Cenveo generated net sales of $894.5 million for the first six months of 2012, compared to $946.9 million for the first six months of 2011. The decrease in net sales was primarily due to lower sales in our print and envelope product lines as a result of lower direct mail volumes from our financial services customers, customer product launches in the first six months of 2011 that did not repeat in the first six months of 2012, the closure and consolidation of a print plant and our decision to exit certain low margin businesses.

The company expects the direct mail market to strengthen in the second half of 2012. Net sales from its label and packaging business lines remained relatively flat for the second quarter of 2012 and for the six months of 2012 despite the decision to exit low margin businesses within those platforms, which has been offset in part by our e-commerce initiatives and new account wins in the packaging business.

Operating income was $29.0 million for the second quarter of 2012, compared to $26.3 million for the second quarter of 2011. The increase in operating income was primarily due to a lower cost structure as a result of the integration of the Envelope Product Group (EPG) acquisition and lower compensation related expenses, offset by increased pension expense and lower byproduct recoveries.
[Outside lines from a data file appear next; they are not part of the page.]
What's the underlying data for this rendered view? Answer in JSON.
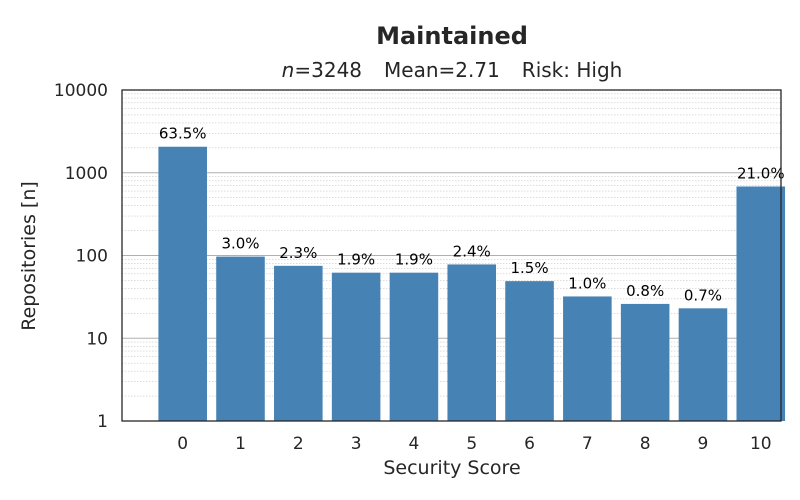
{
  "chart_data": {
    "type": "bar",
    "title": "Maintained",
    "subtitle": {
      "n_label": "n",
      "n_value": "=3248",
      "mean": "Mean=2.71",
      "risk": "Risk: High"
    },
    "xlabel": "Security Score",
    "ylabel": "Repositories [n]",
    "y_scale": "log",
    "ylim": [
      1,
      10000
    ],
    "y_ticks": [
      1,
      10,
      100,
      1000,
      10000
    ],
    "y_tick_labels": [
      "1",
      "10",
      "100",
      "1000",
      "10000"
    ],
    "categories": [
      "0",
      "1",
      "2",
      "3",
      "4",
      "5",
      "6",
      "7",
      "8",
      "9",
      "10"
    ],
    "values": [
      2062,
      97,
      75,
      62,
      62,
      78,
      49,
      32,
      26,
      23,
      682
    ],
    "data_labels": [
      "63.5%",
      "3.0%",
      "2.3%",
      "1.9%",
      "1.9%",
      "2.4%",
      "1.5%",
      "1.0%",
      "0.8%",
      "0.7%",
      "21.0%"
    ],
    "grid": true,
    "bar_color": "#4682b4"
  }
}
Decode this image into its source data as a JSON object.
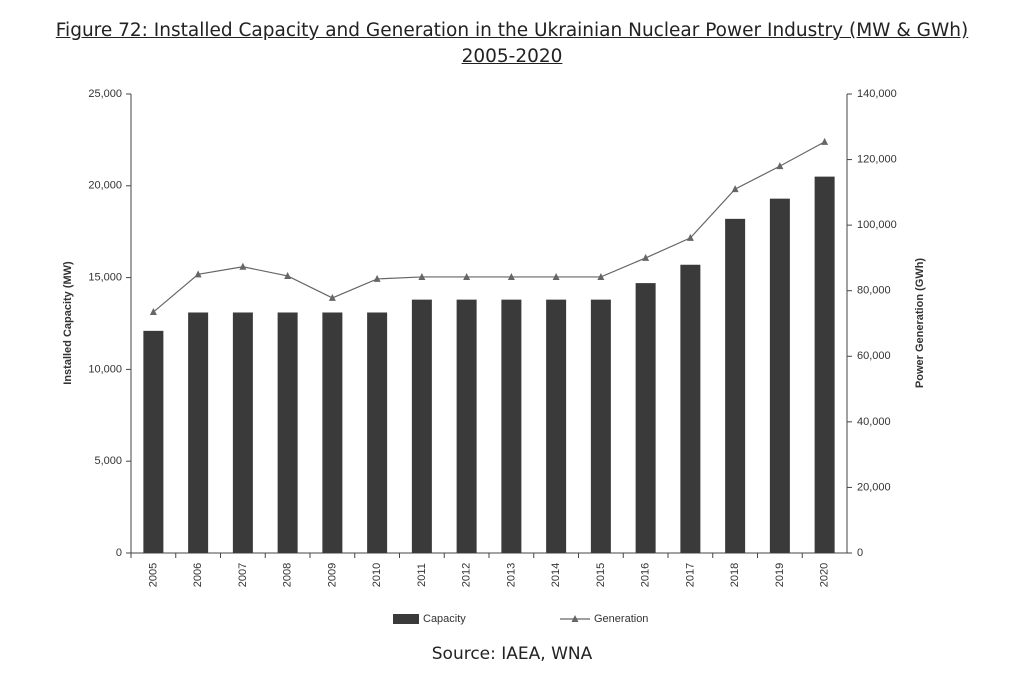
{
  "chart_data": {
    "type": "bar-line",
    "title": "Figure 72: Installed Capacity and Generation in the Ukrainian Nuclear Power Industry (MW & GWh) 2005-2020",
    "source": "Source: IAEA, WNA",
    "ylabel": "Installed Capacity (MW)",
    "y2label": "Power Generation (GWh)",
    "categories": [
      "2005",
      "2006",
      "2007",
      "2008",
      "2009",
      "2010",
      "2011",
      "2012",
      "2013",
      "2014",
      "2015",
      "2016",
      "2017",
      "2018",
      "2019",
      "2020"
    ],
    "series": [
      {
        "name": "Capacity",
        "type": "bar",
        "color": "#3a3a3a",
        "values": [
          12100,
          13100,
          13100,
          13100,
          13100,
          13100,
          13800,
          13800,
          13800,
          13800,
          13800,
          14700,
          15700,
          18200,
          19300,
          20500
        ]
      },
      {
        "name": "Generation",
        "type": "line",
        "axis": "y2",
        "color": "#666666",
        "values": [
          73500,
          85000,
          87300,
          84500,
          77800,
          83600,
          84200,
          84200,
          84200,
          84200,
          84200,
          90000,
          96100,
          111000,
          118000,
          125400
        ]
      }
    ],
    "ylim": [
      0,
      25000
    ],
    "yticks": [
      0,
      {
        "value": 5000,
        "label": "5,000"
      },
      {
        "value": 10000,
        "label": "10,000"
      },
      {
        "value": 15000,
        "label": "15,000"
      },
      {
        "value": 20000,
        "label": "20,000"
      },
      {
        "value": 25000,
        "label": "25,000"
      }
    ],
    "y2lim": [
      0,
      140000
    ],
    "y2ticks": [
      0,
      {
        "value": 20000,
        "label": "20,000"
      },
      {
        "value": 40000,
        "label": "40,000"
      },
      {
        "value": 60000,
        "label": "60,000"
      },
      {
        "value": 80000,
        "label": "80,000"
      },
      {
        "value": 100000,
        "label": "100,000"
      },
      {
        "value": 120000,
        "label": "120,000"
      },
      {
        "value": 140000,
        "label": "140,000"
      }
    ],
    "legend": "bottom"
  }
}
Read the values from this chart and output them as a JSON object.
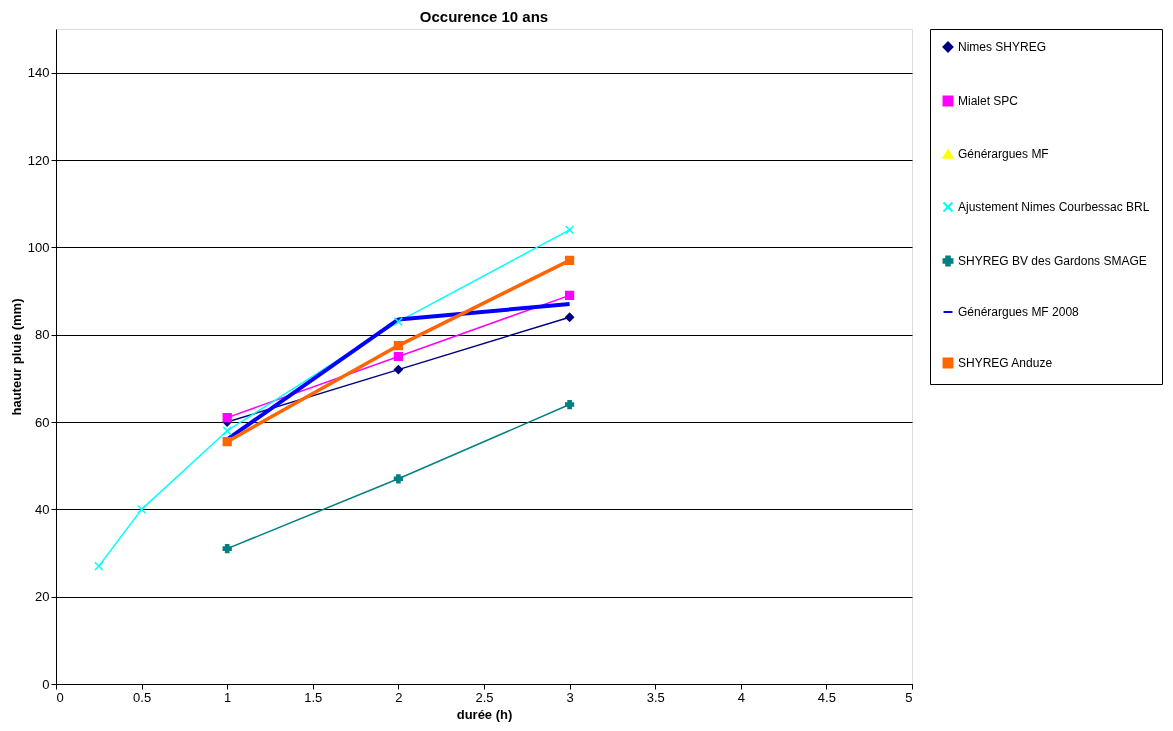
{
  "chart_data": {
    "type": "line",
    "title": "Occurence 10 ans",
    "xlabel": "durée (h)",
    "ylabel": "hauteur pluie (mm)",
    "xlim": [
      0,
      5
    ],
    "xticks": [
      0,
      0.5,
      1,
      1.5,
      2,
      2.5,
      3,
      3.5,
      4,
      4.5,
      5
    ],
    "ylim": [
      0,
      150
    ],
    "yticks": [
      0,
      20,
      40,
      60,
      80,
      100,
      120,
      140
    ],
    "grid": "y",
    "legend": "right",
    "series": [
      {
        "name": "Nimes SHYREG",
        "color": "#000080",
        "marker": "diamond",
        "x": [
          1,
          2,
          3
        ],
        "values": [
          60,
          72,
          84
        ]
      },
      {
        "name": "Mialet SPC",
        "color": "#ff00ff",
        "marker": "square",
        "x": [
          1,
          2,
          3
        ],
        "values": [
          61,
          75,
          89
        ]
      },
      {
        "name": "Générargues MF",
        "color": "#ffff00",
        "marker": "triangle"
      },
      {
        "name": "Ajustement Nimes Courbessac BRL",
        "color": "#00ffff",
        "marker": "cross",
        "x": [
          0.25,
          0.5,
          1,
          2,
          3
        ],
        "values": [
          27,
          40,
          58,
          83,
          104
        ]
      },
      {
        "name": "SHYREG BV des Gardons SMAGE",
        "color": "#008080",
        "marker": "plus",
        "x": [
          1,
          2,
          3
        ],
        "values": [
          31,
          47,
          64
        ]
      },
      {
        "name": "Générargues MF 2008",
        "color": "#0000ff",
        "marker": "none",
        "x": [
          1,
          2,
          3
        ],
        "values": [
          56,
          83.5,
          87
        ]
      },
      {
        "name": "SHYREG Anduze",
        "color": "#ff6600",
        "marker": "square",
        "x": [
          1,
          2,
          3
        ],
        "values": [
          55.5,
          77.5,
          97
        ]
      }
    ]
  }
}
Non-GAAP operating income was $36.3 million for the second quarter of 2012, compared to $37.3 million for the second quarter of 2011.

Operating income was $43.2 million for the first six months of 2012, compared to $45.5 million for the first six months of 2011. The decrease in operating income was primarily due to increased restructuring, impairment and other charges as a result of the closure and consolidation of a print plant and other cost savings actions executed in the first quarter of 2012, increased pension expense and lower recoveries, offset in part by our lower cost structure due to the integration of our EPG acquisition and lower compensation related expenses.

Non-GAAP operating income was $67.9 million for the first six months of 2012, compared to $68.8 million for the first six months of 2011. Non-GAAP operating income excludes integration, acquisition and other charges, stock-based compensation provision, restructuring, impairment and other charges.